The River Flows Like Blood
There are many massacres in the history of China. The more contemporary standard is the Nanjing massacre, of which it is said that as many as 300,000 Chinese were killed by Japanese soldiers. There were probably much worse massacres in older times. Other famous massacres are 嘉定三屠 (The Three Massacres of Jiading, because the Manchurians were not satisfied with one massacre of that city and went back a couple more times to make sure that the job was completed) and 揚州十日 (The Ten Days of Yangzhou, which was the total time allowed for the Manchurian soldiers to do as they please with the citizenry). This is not to forget that the one million population of Baghdad was massacred by the Mongolians on their western campaign.

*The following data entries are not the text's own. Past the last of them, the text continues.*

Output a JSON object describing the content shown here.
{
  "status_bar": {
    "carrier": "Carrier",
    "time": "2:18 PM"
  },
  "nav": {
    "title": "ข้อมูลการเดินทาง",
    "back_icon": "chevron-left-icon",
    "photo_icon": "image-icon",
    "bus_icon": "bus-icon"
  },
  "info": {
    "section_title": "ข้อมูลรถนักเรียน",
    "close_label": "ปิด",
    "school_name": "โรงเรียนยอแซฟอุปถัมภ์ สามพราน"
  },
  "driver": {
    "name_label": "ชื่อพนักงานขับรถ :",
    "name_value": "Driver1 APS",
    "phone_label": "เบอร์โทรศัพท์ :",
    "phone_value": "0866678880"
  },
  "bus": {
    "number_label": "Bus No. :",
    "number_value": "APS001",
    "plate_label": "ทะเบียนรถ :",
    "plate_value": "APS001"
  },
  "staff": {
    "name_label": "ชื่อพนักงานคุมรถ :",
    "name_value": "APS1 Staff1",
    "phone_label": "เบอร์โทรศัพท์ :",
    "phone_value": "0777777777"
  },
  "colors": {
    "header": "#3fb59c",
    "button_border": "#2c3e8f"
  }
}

The gold adjectival standard for massacre in the Chinese language is the phrase 血流成河, translated as "The Blood Flowed Like A River." In the following, there are photographs (from Boxun) of a river that flows like blood. The location is in RongXian, Guangxi province, China.
How did this ever come to pass like this? According to incomplete statistics, in Rongxian (Guangxi province), there are more than 170 factories involved in paper dyes along the Xiujiang river with more than 3,000 employees. The total economic output was 80 million yuan, with more than 3 million yuan paid in taxes. This is the economic backbone of a county that is classified as "impoverished" in the national ranking system. This industry also has multiplier effect on the rest of the local economy through transportation, food, service, etc. If this industry is shut down, the town economy would be devastated.
So maybe the blood did not flow like a river and nobody died there. But how many people will eventually die from pollution-related causes along the river?